- Directed by: Joseph Blasioli
- Written by: Stephen Brunt
- Produced by: Silva Basmajian
- Narrated by: Colin Linden
- Cinematography: Michael Ellis
- Edited by: Craig Bateman
- Music by: Allan Kane
- Production company: National Film Board of Canada
- Distributed by: Koch Vision
- Release date: May 3, 2003 (Hot Docs);
- Running time: 100 minutes
- Country: Canada
- Language: English

= The Last Round: Chuvalo vs. Ali =

2003 Canadian documentary film

The Last Round: Chuvalo vs. Ali is a 2003 Canadian documentary film, directed by Joseph Blasioli. The film centres on the 1966 boxing match at Maple Leaf Gardens between Canadian boxer George Chuvalo and world champion Muhammad Ali.

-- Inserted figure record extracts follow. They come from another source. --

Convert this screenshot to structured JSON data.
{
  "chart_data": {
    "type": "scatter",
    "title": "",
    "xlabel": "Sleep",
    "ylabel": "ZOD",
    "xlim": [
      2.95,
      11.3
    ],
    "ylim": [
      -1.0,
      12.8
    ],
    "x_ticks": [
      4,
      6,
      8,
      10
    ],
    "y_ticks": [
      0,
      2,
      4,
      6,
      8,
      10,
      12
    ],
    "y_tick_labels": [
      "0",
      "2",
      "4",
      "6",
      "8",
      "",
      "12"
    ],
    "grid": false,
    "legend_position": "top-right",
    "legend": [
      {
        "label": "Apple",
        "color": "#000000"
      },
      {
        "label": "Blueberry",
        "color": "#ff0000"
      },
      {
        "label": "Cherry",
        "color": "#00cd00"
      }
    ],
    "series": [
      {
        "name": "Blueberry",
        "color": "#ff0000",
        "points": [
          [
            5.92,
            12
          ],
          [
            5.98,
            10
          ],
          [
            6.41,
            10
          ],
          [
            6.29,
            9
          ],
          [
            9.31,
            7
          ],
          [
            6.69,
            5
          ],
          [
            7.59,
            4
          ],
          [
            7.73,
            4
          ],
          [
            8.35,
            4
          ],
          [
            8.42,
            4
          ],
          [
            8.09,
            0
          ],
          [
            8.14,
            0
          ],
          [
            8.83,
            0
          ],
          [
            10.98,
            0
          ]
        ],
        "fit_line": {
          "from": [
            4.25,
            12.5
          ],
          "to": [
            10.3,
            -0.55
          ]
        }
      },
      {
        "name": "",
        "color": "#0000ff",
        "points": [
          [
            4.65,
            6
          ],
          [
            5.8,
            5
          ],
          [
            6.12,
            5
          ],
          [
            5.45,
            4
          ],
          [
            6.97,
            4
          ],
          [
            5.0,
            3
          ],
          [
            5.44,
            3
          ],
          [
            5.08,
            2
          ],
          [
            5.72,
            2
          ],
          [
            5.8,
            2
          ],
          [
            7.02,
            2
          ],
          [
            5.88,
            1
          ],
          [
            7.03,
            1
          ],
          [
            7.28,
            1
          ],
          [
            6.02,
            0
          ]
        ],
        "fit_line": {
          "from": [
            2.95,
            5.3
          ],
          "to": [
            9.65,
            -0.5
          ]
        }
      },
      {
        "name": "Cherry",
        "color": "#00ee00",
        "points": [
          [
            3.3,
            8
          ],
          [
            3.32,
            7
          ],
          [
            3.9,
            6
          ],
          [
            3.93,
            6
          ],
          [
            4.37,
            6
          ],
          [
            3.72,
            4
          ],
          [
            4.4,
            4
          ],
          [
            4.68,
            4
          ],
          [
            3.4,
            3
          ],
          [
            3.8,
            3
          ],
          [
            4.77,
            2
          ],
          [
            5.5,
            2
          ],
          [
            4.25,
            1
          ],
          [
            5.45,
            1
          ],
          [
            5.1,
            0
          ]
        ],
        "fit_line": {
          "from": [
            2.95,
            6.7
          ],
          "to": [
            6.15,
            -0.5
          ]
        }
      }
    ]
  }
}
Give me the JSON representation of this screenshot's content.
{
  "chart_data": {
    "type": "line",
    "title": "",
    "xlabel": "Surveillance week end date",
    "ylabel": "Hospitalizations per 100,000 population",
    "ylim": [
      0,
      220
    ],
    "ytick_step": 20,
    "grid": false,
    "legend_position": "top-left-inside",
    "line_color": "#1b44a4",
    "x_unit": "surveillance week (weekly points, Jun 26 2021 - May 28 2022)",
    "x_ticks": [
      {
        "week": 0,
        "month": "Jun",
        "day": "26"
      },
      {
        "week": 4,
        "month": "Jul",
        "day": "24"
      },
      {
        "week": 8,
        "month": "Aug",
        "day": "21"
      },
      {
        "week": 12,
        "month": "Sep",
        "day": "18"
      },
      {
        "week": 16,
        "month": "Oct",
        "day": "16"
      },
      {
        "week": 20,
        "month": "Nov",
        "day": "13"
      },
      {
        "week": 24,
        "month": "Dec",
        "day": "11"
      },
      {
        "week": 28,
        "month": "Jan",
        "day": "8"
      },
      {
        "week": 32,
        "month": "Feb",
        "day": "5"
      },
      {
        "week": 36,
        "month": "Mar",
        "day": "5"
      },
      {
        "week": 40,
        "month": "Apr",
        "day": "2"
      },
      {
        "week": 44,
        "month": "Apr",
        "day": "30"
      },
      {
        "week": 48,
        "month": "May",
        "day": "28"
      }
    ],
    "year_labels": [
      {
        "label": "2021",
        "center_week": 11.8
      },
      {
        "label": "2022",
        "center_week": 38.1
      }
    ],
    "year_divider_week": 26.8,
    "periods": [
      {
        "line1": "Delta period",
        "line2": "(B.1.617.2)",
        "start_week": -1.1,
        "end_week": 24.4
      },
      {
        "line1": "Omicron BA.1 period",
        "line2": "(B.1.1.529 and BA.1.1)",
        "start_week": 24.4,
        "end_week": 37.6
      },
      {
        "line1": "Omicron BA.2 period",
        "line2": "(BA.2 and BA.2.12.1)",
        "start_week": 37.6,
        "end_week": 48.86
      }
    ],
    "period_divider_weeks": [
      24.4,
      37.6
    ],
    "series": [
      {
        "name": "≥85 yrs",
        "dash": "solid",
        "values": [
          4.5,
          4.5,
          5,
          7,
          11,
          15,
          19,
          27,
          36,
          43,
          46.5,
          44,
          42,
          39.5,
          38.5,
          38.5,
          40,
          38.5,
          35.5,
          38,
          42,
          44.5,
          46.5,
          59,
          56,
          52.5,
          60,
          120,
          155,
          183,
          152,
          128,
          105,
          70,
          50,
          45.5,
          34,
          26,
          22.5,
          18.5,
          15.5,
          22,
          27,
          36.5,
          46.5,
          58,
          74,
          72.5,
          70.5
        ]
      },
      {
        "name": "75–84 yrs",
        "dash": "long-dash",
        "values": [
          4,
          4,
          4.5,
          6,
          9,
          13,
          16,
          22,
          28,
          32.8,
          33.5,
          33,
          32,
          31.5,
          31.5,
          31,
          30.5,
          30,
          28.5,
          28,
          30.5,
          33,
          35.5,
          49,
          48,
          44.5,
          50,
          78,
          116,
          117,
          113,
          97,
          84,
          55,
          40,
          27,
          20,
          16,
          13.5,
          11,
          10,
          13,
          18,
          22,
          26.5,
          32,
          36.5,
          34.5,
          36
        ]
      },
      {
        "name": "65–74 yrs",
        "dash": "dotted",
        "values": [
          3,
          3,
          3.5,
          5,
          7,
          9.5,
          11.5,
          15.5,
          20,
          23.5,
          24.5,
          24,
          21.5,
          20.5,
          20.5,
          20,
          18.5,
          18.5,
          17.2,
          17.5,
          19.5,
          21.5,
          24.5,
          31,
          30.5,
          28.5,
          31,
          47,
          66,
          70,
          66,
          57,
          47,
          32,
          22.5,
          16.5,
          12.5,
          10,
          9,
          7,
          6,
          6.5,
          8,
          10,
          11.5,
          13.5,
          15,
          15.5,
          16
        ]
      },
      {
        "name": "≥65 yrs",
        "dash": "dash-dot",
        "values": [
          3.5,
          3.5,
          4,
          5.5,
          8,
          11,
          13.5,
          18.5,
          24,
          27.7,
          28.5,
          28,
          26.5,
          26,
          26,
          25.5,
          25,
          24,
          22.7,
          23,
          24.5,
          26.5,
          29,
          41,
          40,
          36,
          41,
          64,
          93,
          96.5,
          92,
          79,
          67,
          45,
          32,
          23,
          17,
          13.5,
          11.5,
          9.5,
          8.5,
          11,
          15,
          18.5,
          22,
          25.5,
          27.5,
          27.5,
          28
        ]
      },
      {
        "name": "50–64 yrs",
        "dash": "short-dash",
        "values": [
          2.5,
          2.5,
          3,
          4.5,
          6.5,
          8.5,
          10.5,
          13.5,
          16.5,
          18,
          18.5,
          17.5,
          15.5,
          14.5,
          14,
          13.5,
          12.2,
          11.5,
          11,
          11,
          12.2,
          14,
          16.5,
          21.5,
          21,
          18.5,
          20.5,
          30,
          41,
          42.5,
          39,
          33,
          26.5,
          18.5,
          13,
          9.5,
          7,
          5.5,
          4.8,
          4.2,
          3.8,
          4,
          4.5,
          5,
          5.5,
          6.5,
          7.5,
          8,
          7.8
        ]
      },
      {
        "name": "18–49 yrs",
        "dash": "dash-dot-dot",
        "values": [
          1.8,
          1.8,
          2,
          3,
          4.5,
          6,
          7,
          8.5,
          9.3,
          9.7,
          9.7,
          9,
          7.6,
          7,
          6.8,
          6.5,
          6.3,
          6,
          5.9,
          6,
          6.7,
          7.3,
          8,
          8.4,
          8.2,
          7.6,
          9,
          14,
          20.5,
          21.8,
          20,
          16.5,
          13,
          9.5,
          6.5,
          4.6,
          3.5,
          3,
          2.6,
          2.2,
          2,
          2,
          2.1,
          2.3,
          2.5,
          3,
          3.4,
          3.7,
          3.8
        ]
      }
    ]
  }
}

An excerpt from the film was screened at the SkyDome before a Toronto Argonauts game on October 20, 2002, with both Chuvalo and Ali in attendance. The full film premiered on May 3, 2003, at the Hot Docs Canadian International Documentary Festival, where Blasioli won a special jury award from the Best Canadian Documentary jury.

The film was a Genie Award nominee for Best Feature Length Documentary at the 24th Genie Awards in 2004. It was subsequently broadcast by CBC Television on August 30, 2004.